As Clarke explained in her letter to Royle, she hoped that his book might alert others to the plight faced by mixed-blood individuals. But she was doubtful, given the attitudes of “the poor white trash and the half civilized Westerners who believed that [an] Indian could be called good only when dead.” She marveled that such vitriol was matched by a toxic combination of ignorance and hypocrisy, which allowed “the so-called American, a mixture of so many breeds [and] nationalities [to] sit in the seat of the scornful and arrogate to himself a pureness of blood, a superiority, something of which he is so unworthy an exponent.”
2

In a prompt and generous reply, Royle likened racial prejudice to superstition, but acknowledged that “we are all more or less tainted with it,” noting ruefully that his own grandfather had been a slave owner.
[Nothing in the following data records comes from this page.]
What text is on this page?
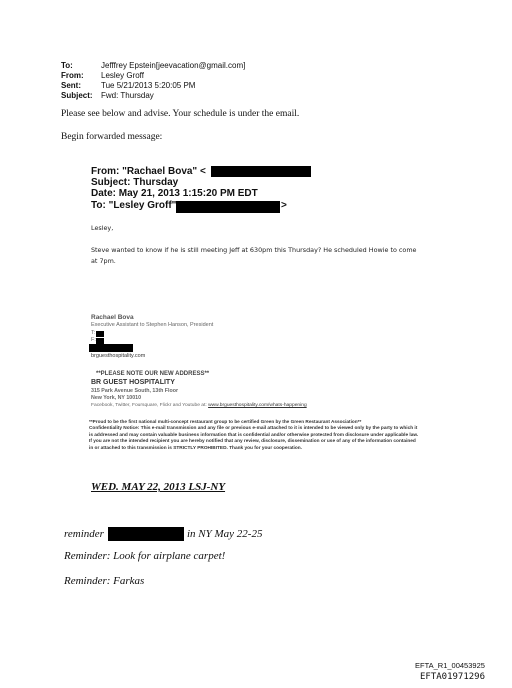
To:	Jefffrey Epstein[jeevacation@gmail.com]
From: Lesley Groff
Sent:	Tue 5/21/2013 5:20:05 PM
Subject: Fwd: Thursday
Please see below and advise. Your schedule is under the email.
Begin forwarded message:
From: "Rachael Bova" <
Subject: Thursday
Date: May 21, 2013 1:15:20 PM EDT
To: "Lesley Groff"	>
Lesley,
Steve wanted to know if he is still meeting Jeff at 630pm this Thursday? He scheduled Howie to come at 7pm.
Rachael Bova
Executive Assistant to Stephen Hanson, President
T:
F:
brguesthospitality.com
**PLEASE NOTE OUR NEW ADDRESS**
BR GUEST HOSPITALITY
315 Park Avenue South, 13th Floor
New York, NY 10010
Facebook, Twitter, Foursquare, Flickr and Youtube at: www.brguesthospitality.com/whats-happening
**Proud to be the first national multi-concept restaurant group to be certified Green by the Green Restaurant Association**
Confidentiality Notice: This e-mail transmission and any file or previous e-mail attached to it is intended to be viewed only by the party to which it is addressed and may contain valuable business information that is confidential and/or otherwise protected from disclosure under applicable law. If you are not the intended recipient you are hereby notified that any review, disclosure, dissemination or use of any of the information contained in or attached to this transmission is STRICTLY PROHIBITED. Thank you for your cooperation.
WED. MAY 22, 2013 LSJ-NY
reminder	in NY May 22-25
Reminder: Look for airplane carpet!
Reminder: Farkas
EFTA_R1_00453925
EFTA01971296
Still, he saw cause for optimism, insisting that the progress of the age—steam, electricity, the telephone—would bring people closer together and thus erode, however slowly, the fear and hatred stemming from perceived human difference. To boost her spirits, he even recommended a recent book by a French writer that attacked the notion of fixed racial inferiority.
3

Regardless of his mollifying words and thoughtful reading suggestions, Royle could not do for Clarke what he had for Hal Calthorpe: provide a happy ending. All turns out well for the hero of
The Silent Call:
Hal secures his father’s vast landholdings on the northern Plains, wins the affections of a beautiful Indian girl, and even earns the lasting respect of local whites. Clarke, on the other hand, could only dream of such a tidy resolution. For a mixed-blood woman, even one as arresting and accomplished as Helen Clarke, the racial, gender, and social politics at the turn of the twentieth century—an era she bitterly denounced as “the Age of Tribes”—produced far more ambiguous resolutions.